Дёрн попался особенно жёсткий, но старому садовнику было не привыкать. Он не знал, насколько глубоко надо копать, и время от времени пробовал корень штыком. Когда металл прорезал мягкую землю, Христоф удовлетворённо кивнул. Вышло легче, чем он опасался. Оставалось лишь пройтись разок по окружности.
Бдительности он не терял ни на минуту. Ручонка, как ни силилась, не могла до него дотянуться. Старик подбадривал её: «Не бойся, милая, дурного тебе не сделаю. Красавица моя, потерпи…»
Теперь предстояло самое трудное. Он коротко глянул на небо. То уже начинало смуглеть. Солнце наливалось рыжиной. С такой ношей совсем не годилось возвращаться ночью, и старик заторопился.
Он порадовался, что взял большой мешок. Расстелив его на земле отверстием кверху, Христоф поддел лопаткой высвобожденный ком. Держать его на весу было опасно, но старик не мог не полюбоваться нелепым зрелищем, самым странным саженцем, какой ему доводилось видеть. Ручонка угрожающе шевелила ему пальцами.
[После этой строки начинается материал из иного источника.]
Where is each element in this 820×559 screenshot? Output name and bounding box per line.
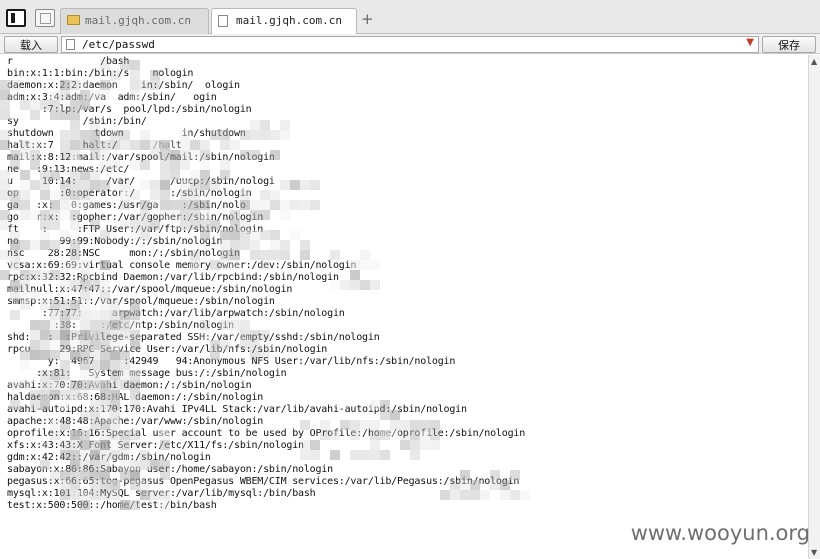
file-line: adm:x:3:4:adm:/va adm:/sbin/ ogin	[7, 92, 217, 103]
file-line: xfs:x:43:43:X Font Server:/etc/X11/fs:/s…	[7, 440, 304, 451]
file-content-view[interactable]: r /bash bin:x:1:1:bin:/bin:/s nologin daem…	[0, 55, 808, 559]
page-icon	[66, 39, 75, 50]
save-button[interactable]: 保存	[762, 36, 816, 53]
file-line: shd: : :Privilege-separated SSH:/var/emp…	[7, 332, 380, 343]
file-line: sabayon:x:86:86:Sabayon user:/home/sabay…	[7, 464, 333, 475]
file-line: smmsp:x:51:51::/var/spool/mqueue:/sbin/n…	[7, 296, 275, 307]
file-line: apache:x:48:48:Apache:/var/www:/sbin/nol…	[7, 416, 264, 427]
address-bar: 载入 ▼ 保存	[0, 34, 820, 54]
file-line: avahi-autoipd:x:170:170:Avahi IPv4LL Sta…	[7, 404, 467, 415]
file-line: ft : :FTP User:/var/ftp:/sbin/nologin	[7, 224, 264, 235]
sidebar-toggle-icon[interactable]	[6, 9, 26, 27]
scroll-down-icon[interactable]: ▼	[811, 548, 817, 557]
file-line: bin:x:1:1:bin:/bin:/s nologin	[7, 68, 194, 79]
new-tab-button[interactable]: +	[361, 10, 374, 28]
file-line: go r:x: :gopher:/var/gopher:/sbin/nologi…	[7, 212, 264, 223]
tab-label: mail.gjqh.com.cn	[236, 14, 342, 27]
file-line: shutdown tdown in/shutdown	[7, 128, 246, 139]
tab-file[interactable]: mail.gjqh.com.cn	[211, 8, 357, 34]
file-line: no 99:99:Nobody:/:/sbin/nologin	[7, 236, 223, 247]
file-line: test:x:500:500::/home/test:/bin/bash	[7, 500, 217, 511]
file-line: :38: :/etc/ntp:/sbin/nologin	[7, 320, 235, 331]
load-button[interactable]: 载入	[4, 36, 58, 53]
file-line: rpc:x:32:32:Rpcbind Daemon:/var/lib/rpcb…	[7, 272, 339, 283]
file-line: haldaemon:x:68:68:HAL daemon:/:/sbin/nol…	[7, 392, 264, 403]
page-icon	[218, 15, 228, 27]
file-line: halt:x:7 halt:/ /halt	[7, 140, 182, 151]
chevron-down-icon[interactable]: ▼	[746, 37, 754, 48]
tab-label: mail.gjqh.com.cn	[85, 14, 191, 27]
file-line: op :0:operator:/ :/sbin/nologin	[7, 188, 252, 199]
file-line: rpcu 29:RPC Service User:/var/lib/nfs:/s…	[7, 344, 328, 355]
scroll-up-icon[interactable]: ▲	[811, 57, 817, 66]
file-line: :x:81: System message bus:/:/sbin/nologi…	[7, 368, 287, 379]
file-line: :77:77: arpwatch:/var/lib/arpwatch:/sbin…	[7, 308, 345, 319]
path-input[interactable]	[82, 37, 732, 52]
file-line: gdm:x:42:42::/var/gdm:/sbin/nologin	[7, 452, 211, 463]
path-field[interactable]: ▼	[61, 36, 759, 53]
file-line: mail:x:8:12:mail:/var/spool/mail:/sbin/n…	[7, 152, 275, 163]
file-line: sy /sbin:/bin/	[7, 116, 147, 127]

Бережно опустив ком в мешок, он черенком приподнял один край ткани и набросил сверху, затем то же проделал с другой стороны.
«Вот уж не ведал, что доведётся самому от цветка оберегаться, а не его оберегать», — бормотал Христоф, затягивая тесёмки. Грубая мешковина была недостаточно толста, чтобы избавить его от тревоги.